Please refer to the prerequisites section in the "Azure AD Reports and Events" article in the MSDN library (under Services, Azure Active Directory, Graph API) for more depth on configuring an Azure AD tenant to enable an application to access your tenant.

Step 2: Clone or download this repository

From your shell (ie: Git Bash, etc.) or command line, run the following command :

git clone https://github.com/Azure-Samples/active-directory-dotnet-graphapi-reporting.git

Step 3: Edit, build, and run the sample in Visual Studio 2013

After you've configured your tenant and downloaded the sample app, you will need to go into the local sub directory in which the Visual Studio solution is stored (typically in \WebApp-GrapAPI-Reporting), and open the WebApp-GraphAPI-Reporting.sln Visual Studio solution.
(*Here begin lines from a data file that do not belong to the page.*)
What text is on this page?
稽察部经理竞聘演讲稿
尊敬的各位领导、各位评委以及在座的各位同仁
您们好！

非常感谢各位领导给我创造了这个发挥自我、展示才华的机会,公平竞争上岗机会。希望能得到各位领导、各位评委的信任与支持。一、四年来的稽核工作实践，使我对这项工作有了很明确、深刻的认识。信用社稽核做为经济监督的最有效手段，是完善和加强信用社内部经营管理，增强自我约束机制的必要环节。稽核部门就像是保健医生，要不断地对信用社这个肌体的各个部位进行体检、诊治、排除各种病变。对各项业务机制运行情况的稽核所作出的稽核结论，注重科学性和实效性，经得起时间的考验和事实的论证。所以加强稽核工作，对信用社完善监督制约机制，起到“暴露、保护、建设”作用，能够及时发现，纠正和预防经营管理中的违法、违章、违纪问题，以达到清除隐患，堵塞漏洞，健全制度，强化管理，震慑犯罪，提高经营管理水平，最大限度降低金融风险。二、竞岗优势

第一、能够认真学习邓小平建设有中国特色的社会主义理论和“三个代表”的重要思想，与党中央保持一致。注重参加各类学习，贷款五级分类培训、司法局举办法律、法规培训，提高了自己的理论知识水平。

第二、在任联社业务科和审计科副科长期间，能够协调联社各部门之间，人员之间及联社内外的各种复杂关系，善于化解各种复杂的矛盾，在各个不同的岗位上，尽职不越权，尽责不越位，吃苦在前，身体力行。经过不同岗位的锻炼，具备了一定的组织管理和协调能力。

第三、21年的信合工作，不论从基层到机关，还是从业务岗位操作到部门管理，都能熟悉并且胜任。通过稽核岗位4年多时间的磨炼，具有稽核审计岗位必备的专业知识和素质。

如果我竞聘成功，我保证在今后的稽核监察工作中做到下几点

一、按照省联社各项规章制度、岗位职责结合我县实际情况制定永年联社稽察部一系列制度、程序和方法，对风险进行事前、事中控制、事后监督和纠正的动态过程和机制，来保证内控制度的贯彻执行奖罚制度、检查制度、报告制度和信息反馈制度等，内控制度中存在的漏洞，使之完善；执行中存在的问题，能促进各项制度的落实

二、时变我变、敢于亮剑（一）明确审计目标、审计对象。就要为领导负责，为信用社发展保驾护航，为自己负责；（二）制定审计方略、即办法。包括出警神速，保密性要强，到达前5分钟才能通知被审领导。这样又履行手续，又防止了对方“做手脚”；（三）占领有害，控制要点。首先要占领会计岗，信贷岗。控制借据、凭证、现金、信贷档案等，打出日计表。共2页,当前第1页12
Upon opening, navigate to the Web.config file and update the following key/value pairs, using your tenant and application configuration information from earlier :

<add key="ida:Domain" value="MyTenant.onMicrosoft.com"/>                  		<!-- DNS name for your AAD tenant -->
<add key="ida:ClientId" value="aaaaaaaa-bbbb-cccc-dddd-eeeeeeeeeeee"/>    		<!-- GUID for your AAD application -->
<add key="ida:AppKey" value="abcd1234abcd1234abcd1234abcd1234abcd1234abcd"/>	<!-- Secret key for your AAD application -->

When finished, you should be able to successfully build and run the application, which will present a web form UI which you can use for testing against your AAD tenant.

Step 4: Run the application with your own AAD tenant

Use the drop down list box at the top of the web page to select which endpoint you would like to call. The first item in the list will invoke the $metadata endpoint, which will return the Service Metadata Document (CSDL). The remaining items in the list will invoke all of the report endpoints, some with variants to demonstrate the supported query options.